The goal with the change to a mobile-first index has to do with how people access the web today – that is, they do so on their mobile devices, like their smartphone. In fact, the company said last November that “most people” today are searching Google from mobile.

But Google’s ranking systems for webpages are a holdover from the days of the desktop web. That is, they still typically look at the desktop version of a page’s content in order to determine how it should be ranked and its relevance to the user.

In many cases, that’s fine, as the desktop and mobile site are the same. Sometimes, however, the mobile page has less content than the desktop page, which can cause the system to be less accurate. For web searchers, that means they may be pointed to a page that doesn’t have the information they were looking for, and then blame Google –  not the website for having a poor mobile site – as a result.

Google said last year it understood a shift to a mobile-first index was important and needed to be taken seriously, which is why it would experiment on a small scale before ramping up to extend the index to cover more sites.

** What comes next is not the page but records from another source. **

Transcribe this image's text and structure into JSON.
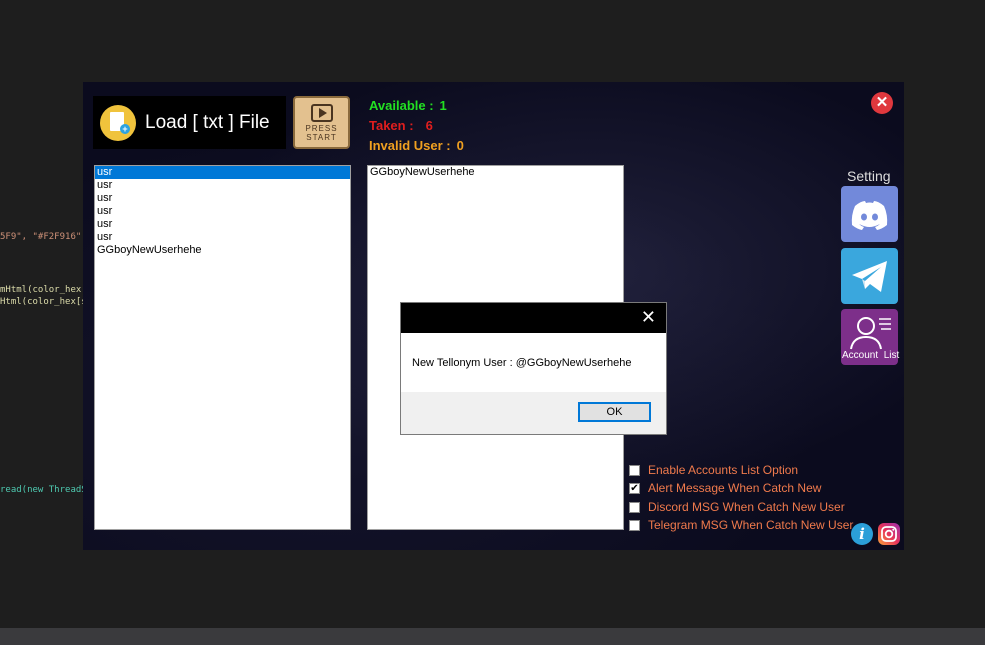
{
  "background_code": [
    {
      "text": "5F9\", \"#F2F916\",",
      "color": "#ce9178"
    },
    {
      "text": "mHtml(color_hex[",
      "color": "#dcdcaa"
    },
    {
      "text": "Html(color_hex[s",
      "color": "#dcdcaa"
    },
    {
      "text": "read(new ThreadS",
      "color": "#4ec9b0"
    }
  ],
  "toolbar": {
    "load_label": "Load [ txt ] File",
    "start_label_1": "PRESS",
    "start_label_2": "START"
  },
  "stats": [
    {
      "label": "Available :",
      "value": "1",
      "color": "#22e022"
    },
    {
      "label": "Taken :",
      "value": "6",
      "color": "#e01e1e"
    },
    {
      "label": "Invalid User :",
      "value": "0",
      "color": "#f0a020"
    }
  ],
  "user_list": [
    "usr",
    "usr",
    "usr",
    "usr",
    "usr",
    "usr",
    "GGboyNewUserhehe"
  ],
  "available_list": [
    "GGboyNewUserhehe"
  ],
  "sidebar": {
    "setting_label": "Setting",
    "account_list_label": "Account  List"
  },
  "options": [
    {
      "label": "Enable Accounts List Option",
      "checked": false
    },
    {
      "label": "Alert Message When Catch New",
      "checked": true
    },
    {
      "label": "Discord MSG When Catch New User",
      "checked": false
    },
    {
      "label": "Telegram MSG When Catch New User",
      "checked": false
    }
  ],
  "dialog": {
    "message": "New Tellonym User : @GGboyNewUserhehe",
    "ok_label": "OK",
    "close_glyph": "✕"
  },
  "icons": {
    "close": "✕",
    "info": "i",
    "checkmark": "✔"
  }
}
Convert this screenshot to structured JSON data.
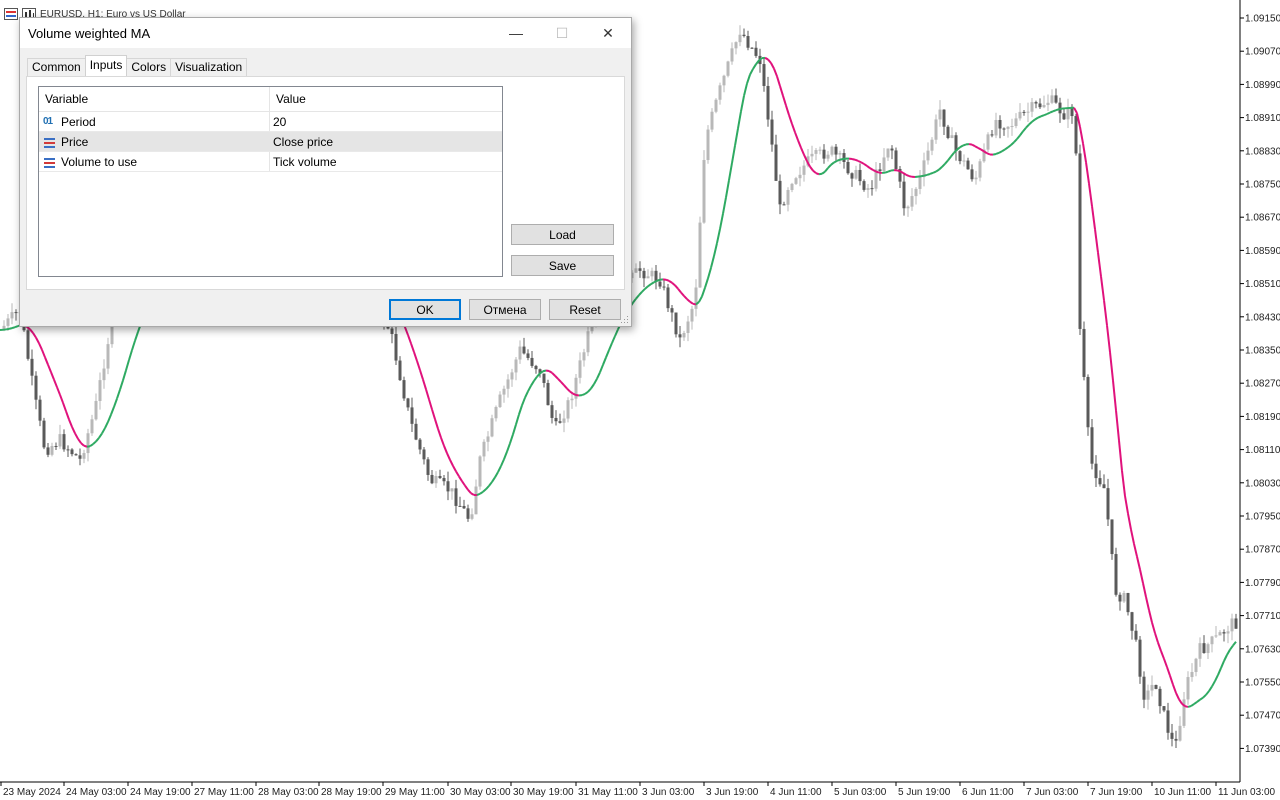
{
  "chart": {
    "window_title": "EURUSD, H1:  Euro vs US Dollar",
    "price_labels": [
      "1.09150",
      "1.09070",
      "1.08990",
      "1.08910",
      "1.08830",
      "1.08750",
      "1.08670",
      "1.08590",
      "1.08510",
      "1.08430",
      "1.08350",
      "1.08270",
      "1.08190",
      "1.08110",
      "1.08030",
      "1.07950",
      "1.07870",
      "1.07790",
      "1.07710",
      "1.07630",
      "1.07550",
      "1.07470",
      "1.07390"
    ],
    "time_labels": [
      "23 May 2024",
      "24 May 03:00",
      "24 May 19:00",
      "27 May 11:00",
      "28 May 03:00",
      "28 May 19:00",
      "29 May 11:00",
      "30 May 03:00",
      "30 May 19:00",
      "31 May 11:00",
      "3 Jun 03:00",
      "3 Jun 19:00",
      "4 Jun 11:00",
      "5 Jun 03:00",
      "5 Jun 19:00",
      "6 Jun 11:00",
      "7 Jun 03:00",
      "7 Jun 19:00",
      "10 Jun 11:00",
      "11 Jun 03:00"
    ],
    "colors": {
      "ma_up": "#2eaa62",
      "ma_down": "#e0127c",
      "candle_dark": "#5a5a5a",
      "candle_light": "#b8b8b8"
    }
  },
  "dialog": {
    "title": "Volume weighted MA",
    "minimize": "—",
    "maximize": "☐",
    "close": "✕",
    "tabs": [
      {
        "label": "Common"
      },
      {
        "label": "Inputs"
      },
      {
        "label": "Colors"
      },
      {
        "label": "Visualization"
      }
    ],
    "grid": {
      "header_variable": "Variable",
      "header_value": "Value",
      "rows": [
        {
          "icon": "01",
          "variable": "Period",
          "value": "20"
        },
        {
          "icon": "enum-icon",
          "variable": "Price",
          "value": "Close price"
        },
        {
          "icon": "enum-icon",
          "variable": "Volume to use",
          "value": "Tick volume"
        }
      ]
    },
    "load_label": "Load",
    "save_label": "Save",
    "ok_label": "OK",
    "cancel_label": "Отмена",
    "reset_label": "Reset"
  }
}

The announcement this week that Google has now shifted a series of websites to the mobile-first index was noted at the bottom of a “how to” guide for web publishers, which explained how to get their sites ready for mobile-first indexing.

Google noted that a mobile-first index means that webmasters will see “significantly increased” crawling by its Smartphone Googlebot. It also means the snippets in the results and the content on the Google cache pages, will be from the mobile version of the pages, when live.

Pages that already take advantage of responsive web design and implement dynamic serving don’t usually have to do anything to be ready, Google added.

At the end of the guide, the company noted that it has started mobile-first indexing for a handful of sites, which are being monitored by the Google Search team.

When asked, Google declined to comment on the change of some sites to a mobile-first index, but the company has been working on the project since its announcement last year, speaking about it at events, and working with webmasters. It had not before given an indication of how far the mobile-first index had rolled out.

While this does indicate the index is closer to launch, the company has estimated that it likely won’t go live until 2018 at the earliest.

Google had previously said that when it was ready to migrate sites to a mobile-first index, it would begin with those that were ready for it. The company didn’t say that had taken place, instead saying that “it would have more to announce around that later on.”